US 12,235,896 B2
Methods and apparatus to fingerprint an audio signal via exponential normalization
Alexander Berrian, Emeryville, CA (US); Matthew James Wilkinson, Emeryville, CA (US); and Robert Coover, Orinda, CA (US)
Assigned to Gracenote, Inc., New York, NY (US)
Filed by Gracenote, Inc., Emeryville, CA (US)
Filed on May 24, 2024, as Appl. No. 18/674,678.
Application 18/674,678 is a continuation of application No. 16/696,874, filed on Nov. 26, 2019, granted, now 12,032,628.
Prior Publication US 2024/0386051 A1, Nov. 21, 2024
This patent is subject to a terminal disclaimer.
Int. Cl. G10L 25/51 (2013.01); G06F 16/683 (2019.01); G10L 25/21 (2013.01)

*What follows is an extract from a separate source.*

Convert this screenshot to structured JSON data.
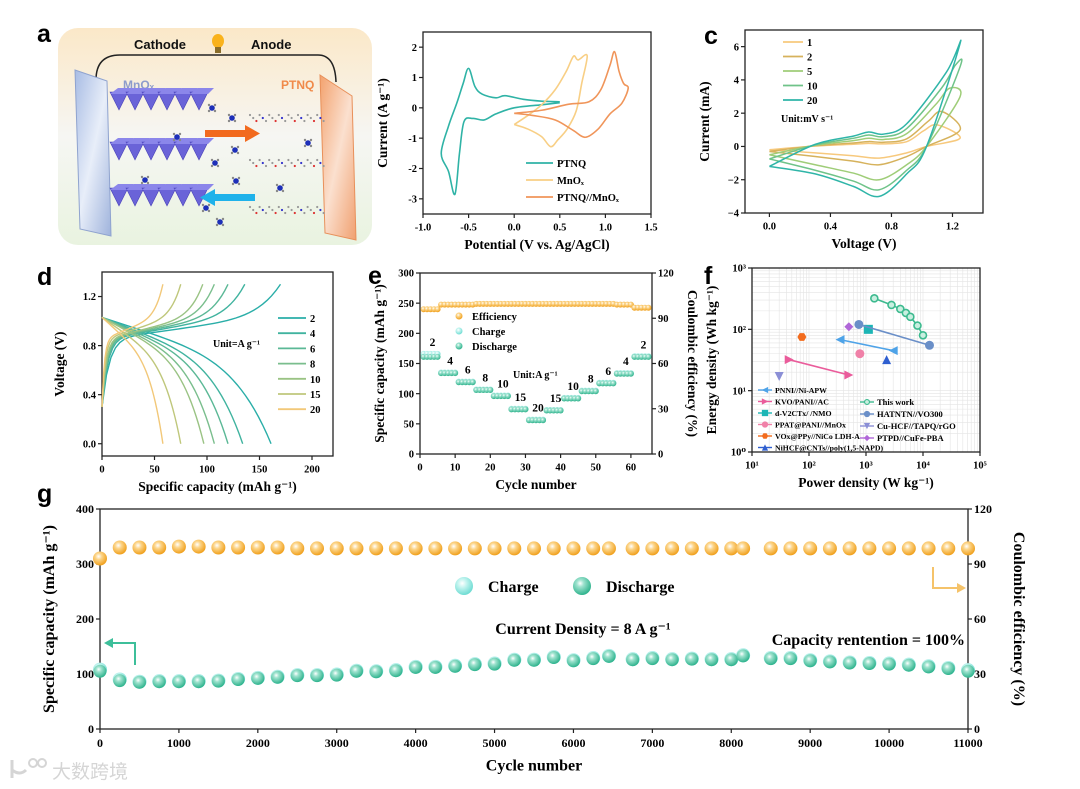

CPC G06F 16/683 (2019.01) [G10L 25/21 (2013.01); G10L 25/51 (2013.01)] 20 Claims
OG exemplary drawing
 
1. A tangible, non-transitory computer readable medium comprising instructions, which when executed, cause one or more processors to perform a set of operations comprising:
transforming an audio signal into a frequency domain including a plurality of time-frequency bins, wherein each time-frequency bin of the plurality of time-frequency bins corresponds to an intersection of a frequency bin and a time bin and contains a portion of the audio signal;
determining a first audio segment comprising a first group of time-frequency bins, wherein the first group of time-frequency bins comprises a first time-frequency bin;
determining a second audio segment comprising a second group of time-frequency bins, wherein the second group of time-frequency bins comprises a second time-frequency bin;
determining an exponential mean value associated with the second time-frequency bin based on a magnitude of the audio signal associated with the second time-frequency bin;
normalizing the first time-frequency bin based on the exponential mean value;
generating a fingerprint of the audio signal based on the normalized first time-frequency bin;
generating a subfingerprint by selecting energy extrema associated with the normalized first time-frequency bin, wherein the fingerprint comprises the subfingerprint, and wherein selecting the energy extrema comprises selecting one or more normalized time-frequency bins with highest normalized energy values; and
based on the normalized first time-frequency bin, discarding the first group of time-frequency bins.